Well, it had to happen.
The Academy announced today that Twitter users will get to vote on their favorite films of 2021 — regardless of whether the film was nominated for an Oscar. The film that receives the most fan votes will be recognized during the ceremony. Call it the Oscar-equivalent of a People’s Choice Award. Yikes.
I feel like we are inching ever so close to the misbegotten Best Popular Film category making a comeback in 2023. Of course, you can’t blame the Academy for being desperate for ratings. You might also be asking yourselves, is this another way for them to acknowledge the success of “Spider-Man: No Way Home”? You bet. It’s 2008 all over again, but instead of expanding the Best Picture nominees to ten, they are letting Twitter users get in on the action.
Of course, if the Oscars actually wanted to improve their ratings, then they wouldn’t have chosen Regina Hall, Wanda Sykes and Amy Schumer to host. I’m guessing a lot of celebrities turned down emcee duties because if the best you can come up with are these three ladies …
Fact of the matter is that the Oscars have been in a downward spiral for, at least, a decade now.

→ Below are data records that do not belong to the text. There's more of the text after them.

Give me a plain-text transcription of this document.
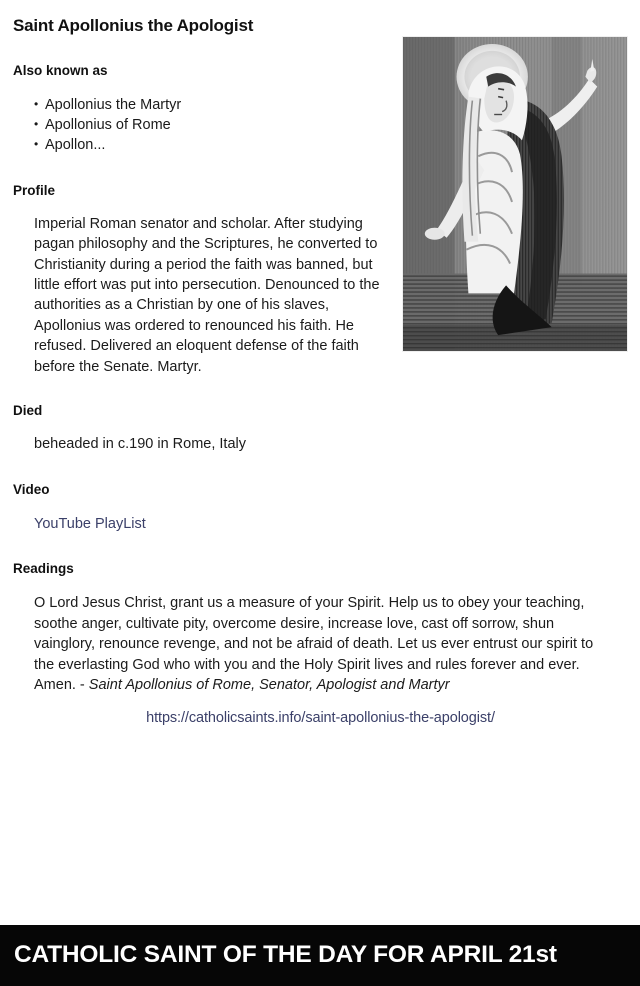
Saint Apollonius the Apologist
Also known as
• Apollonius the Martyr
• Apollonius of Rome
• Apollon...
Profile

Imperial Roman senator and scholar. After studying pagan philosophy and the Scriptures, he converted to Christianity during a period the faith was banned, but little effort was put into persecution. Denounced to the authorities as a Christian by one of his slaves, Apollonius was ordered to renounced his faith. He refused. Delivered an eloquent defense of the faith before the Senate. Martyr.

Died

beheaded in c.190 in Rome, Italy

Video
YouTube PlayList
Readings

O Lord Jesus Christ, grant us a measure of your Spirit. Help us to obey your teaching, soothe anger, cultivate pity, overcome desire, increase love, cast off sorrow, shun vainglory, renounce revenge, and not be afraid of death. Let us ever entrust our spirit to the everlasting God who with you and the Holy Spirit lives and rules forever and ever. Amen. - Saint Apollonius of Rome, Senator, Apologist and Martyr

https://catholicsaints.info/saint-apollonius-the-apologist/
CATHOLIC SAINT OF THE DAY FOR APRIL 21st
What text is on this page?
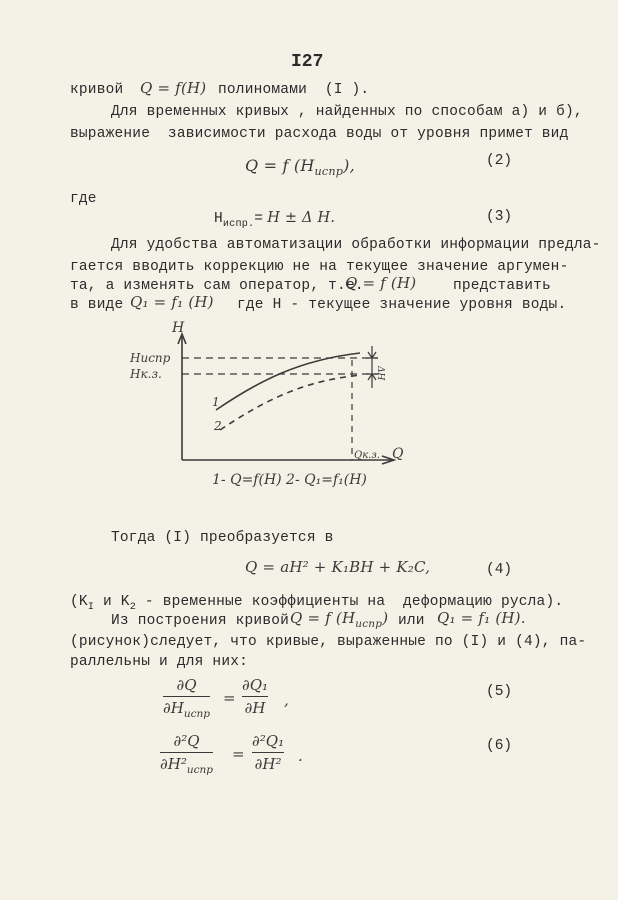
I27
кривой Q = f(H) полиномами  (I ).
Для временных кривых , найденных по способам а) и б),
выражение  зависимости расхода воды от уровня примет вид
Q = f $(H_{испр})$,	(2)
где
$H_{испр.}= H \pm \Delta$ H.	(3)
Для удобства автоматизации обработки информации предла-
гается вводить коррекцию не на текущее значение аргумен-
та, а изменять сам оператор, т.е.
Q = f (H)	представить
в виде Q₁ = f₁ (H) где Н - текущее значение уровня воды.
H
Q
Нuспр
Нк.з.
Qк.з.
ΔН
1
2
1- Q=f(H) 2- Q₁=f₁(H)
Тогда (I) преобразуется в
Q = aH² + K₁BH + K₂C,	(4)
($K_I$ и $K_2$ - временные коэффициенты на  деформацию русла).
Из построения кривой Q = f $(H_{испр})$ или Q₁ = f₁ (H).
(рисунок)следует, что кривые, выраженные по (I) и (4), па-
раллельны и для них:
∂Q
$\partial H_{испр}$
=
∂Q₁
∂H ,	(5)
∂²Q
$\partial H^2_{испр}$
=
∂²Q₁
∂H² .
(6)
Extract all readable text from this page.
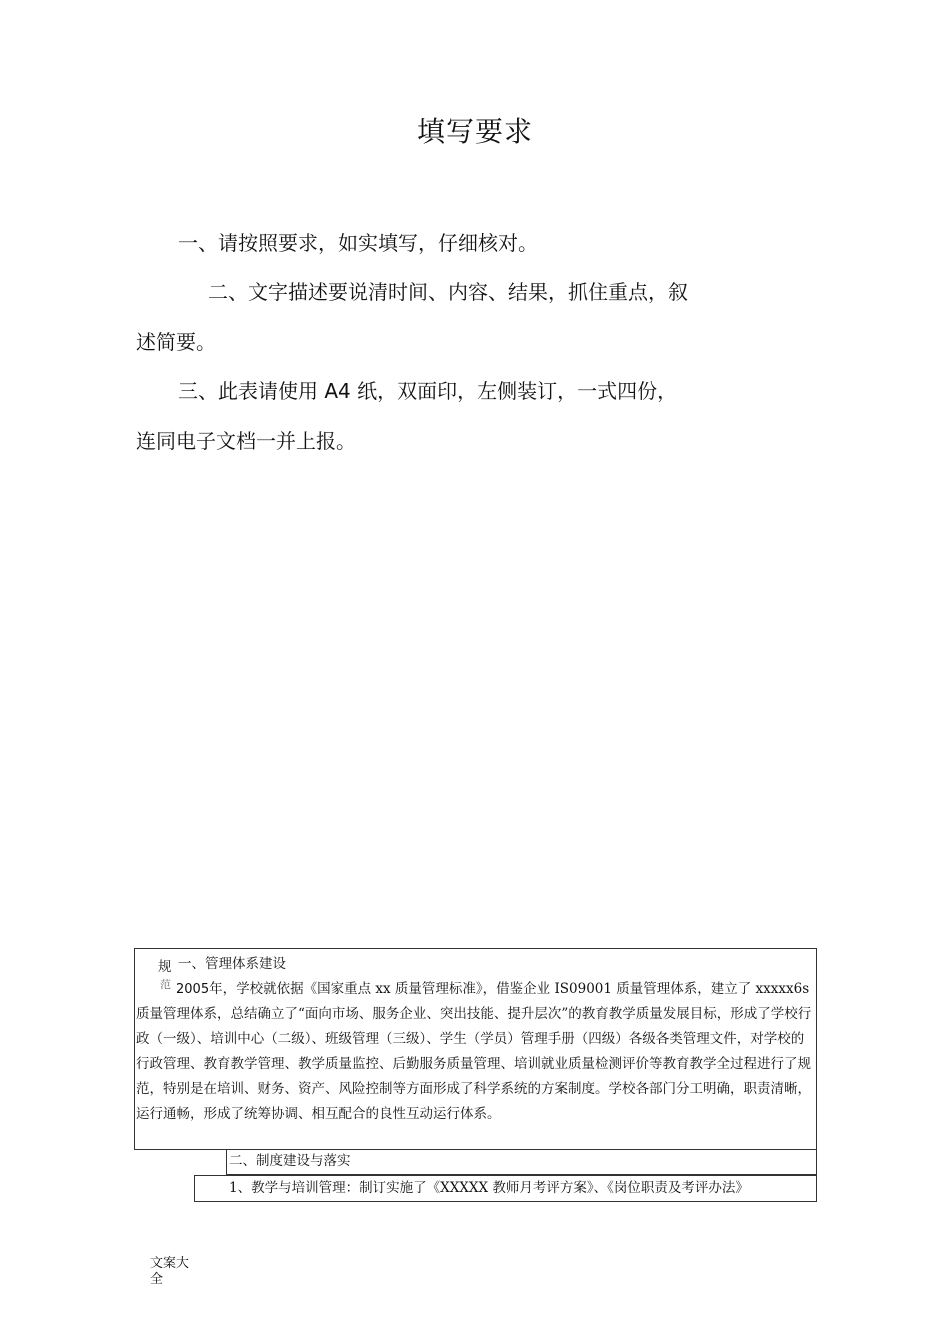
填写要求
一、请按照要求，如实填写，仔细核对。
二、文字描述要说清时间、内容、结果，抓住重点，叙
述简要。
三、此表请使用 A4 纸，双面印，左侧装订，一式四份，
连同电子文档一并上报。
规
范
一、管理体系建设
2005年，学校就依据《国家重点 xx 质量管理标准》，借鉴企业 IS09001 质量管理体系，建立了 xxxxx6s 质量管理体系，总结确立了“面向市场、服务企业、突出技能、提升层次”的教育教学质量发展目标，形成了学校行政（一级）、培训中心（二级）、班级管理（三级）、学生（学员）管理手册（四级）各级各类管理文件，对学校的行政管理、教育教学管理、教学质量监控、后勤服务质量管理、培训就业质量检测评价等教育教学全过程进行了规范，特别是在培训、财务、资产、风险控制等方面形成了科学系统的方案制度。学校各部门分工明确，职责清晰，运行通畅，形成了统筹协调、相互配合的良性互动运行体系。
二、制度建设与落实
1、教学与培训管理：制订实施了《XXXXX 教师月考评方案》、《岗位职责及考评办法》
文案大全
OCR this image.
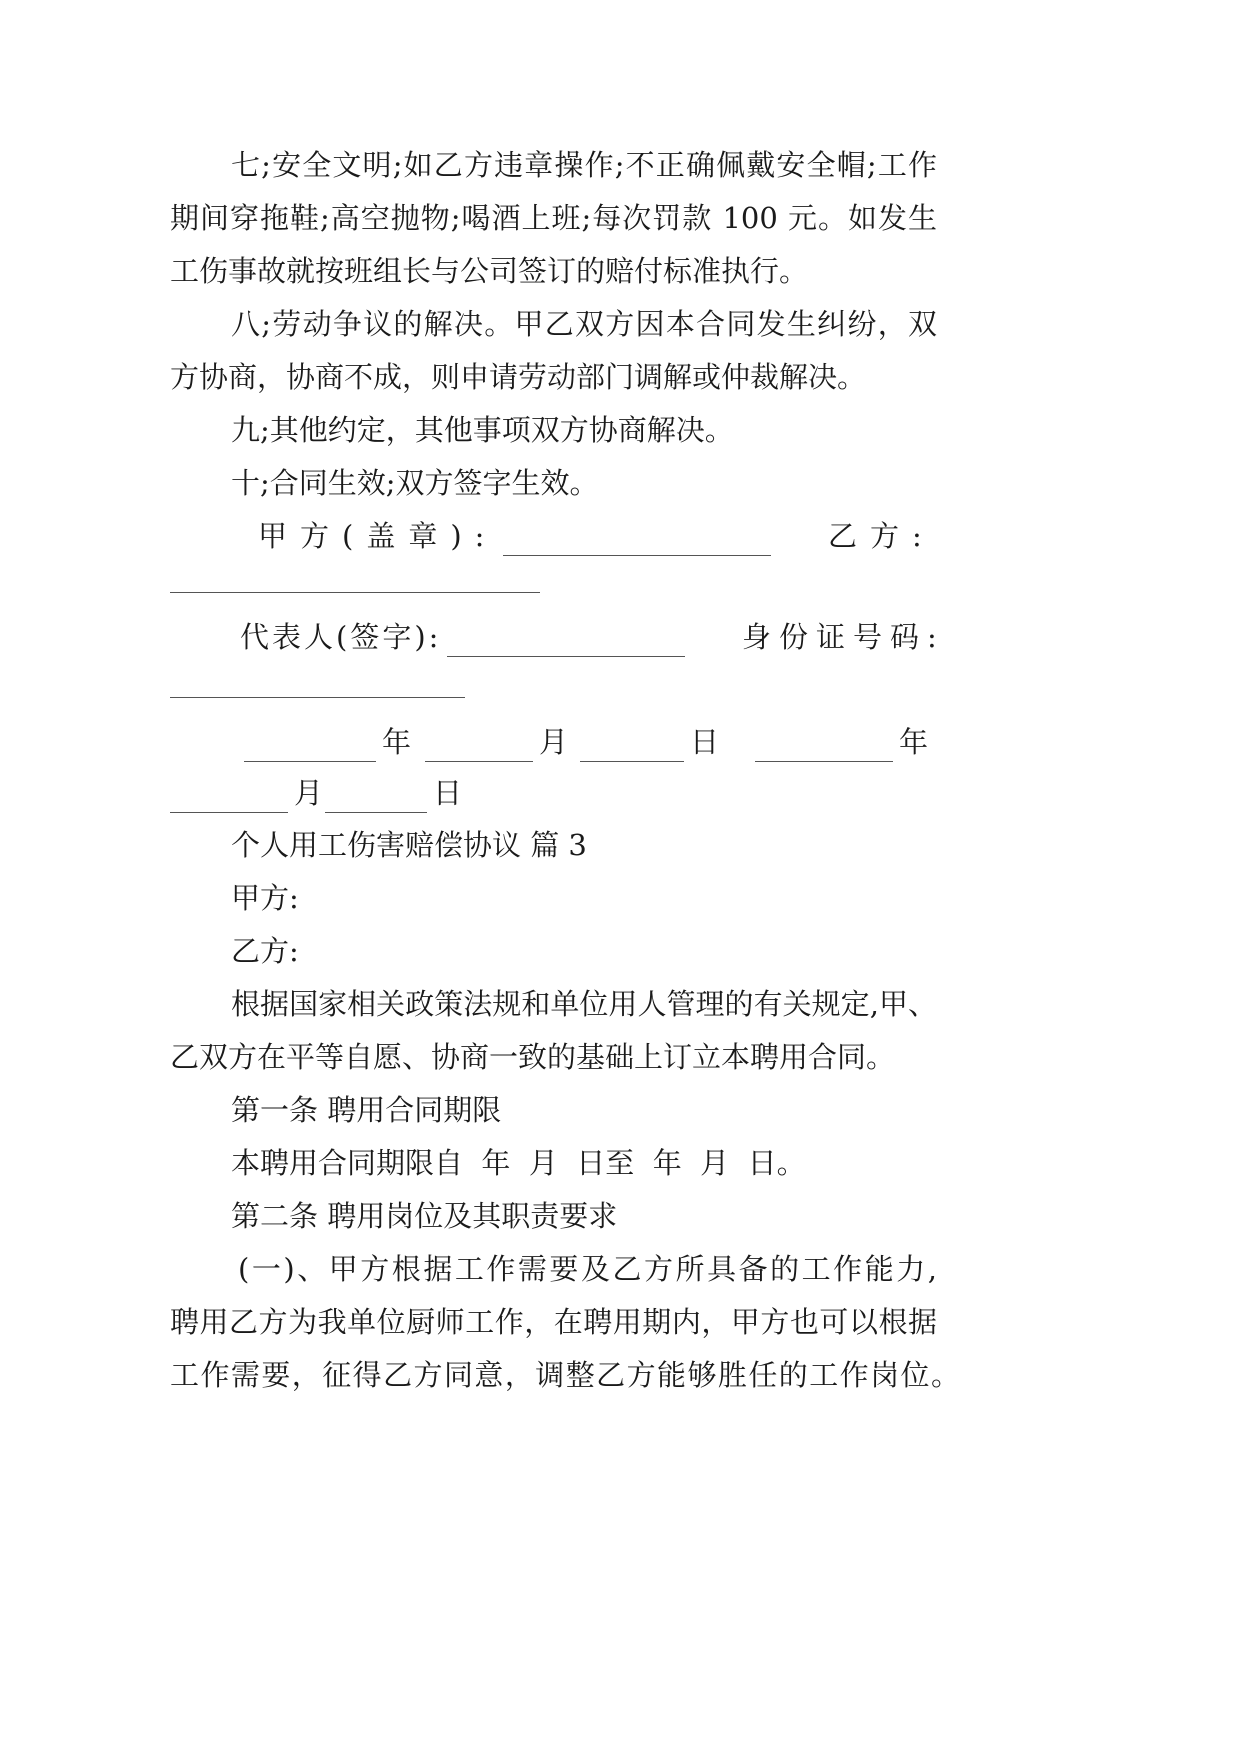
七;安全文明;如乙方违章操作;不正确佩戴安全帽;工作
期间穿拖鞋;高空抛物;喝酒上班;每次罚款 100 元。如发生
工伤事故就按班组长与公司签订的赔付标准执行。
八;劳动争议的解决。甲乙双方因本合同发生纠纷，双
方协商，协商不成，则申请劳动部门调解或仲裁解决。
九;其他约定，其他事项双方协商解决。
十;合同生效;双方签字生效。
甲方(盖章):	乙方:
代表人(签字):	身份证号码:
年	月	日	年
月	日
个人用工伤害赔偿协议 篇 3
甲方:
乙方:
根据国家相关政策法规和单位用人管理的有关规定,甲、
乙双方在平等自愿、协商一致的基础上订立本聘用合同。
第一条 聘用合同期限
本聘用合同期限自  年  月  日至  年  月  日。
第二条 聘用岗位及其职责要求
(一)、甲方根据工作需要及乙方所具备的工作能力,
聘用乙方为我单位厨师工作，在聘用期内，甲方也可以根据
工作需要，征得乙方同意，调整乙方能够胜任的工作岗位。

Last year’s ceremony attracted an average audience of 9.8 million viewers, making them the least-watched in the show's storied history.
Here’s ratings data that I like to call “Anatomy of a freefall”:
1998: 55.2 million
2002: 41.7 million
2006: 38.9 million
2009: 36.3 million
2016: 34.4 million
2018: 26.5 million
2020: 23.6 million
2021: 9.85 million
As you can see, the Academy and ABC have a major problem on their hands. Even if you don’t count last year’s pandemic-set, and very strange, Soderbergh-directed ceremony, Oscar ratings have been consistently plummeting on an almost yearly basis.
Now, do you really think there will be a massive audience tuning in to this coming March’s ceremony just to watch Hall, Schumer and Sykes cracking jokes or to see if mega-blockbusters such as “Belfast” and “Drive My Car” can upset frontrunner “The Power of the Dog”? Of course not. The Academy has a major problem on their hands, something that a People’s Choice category will not be able to solve: populist relevance.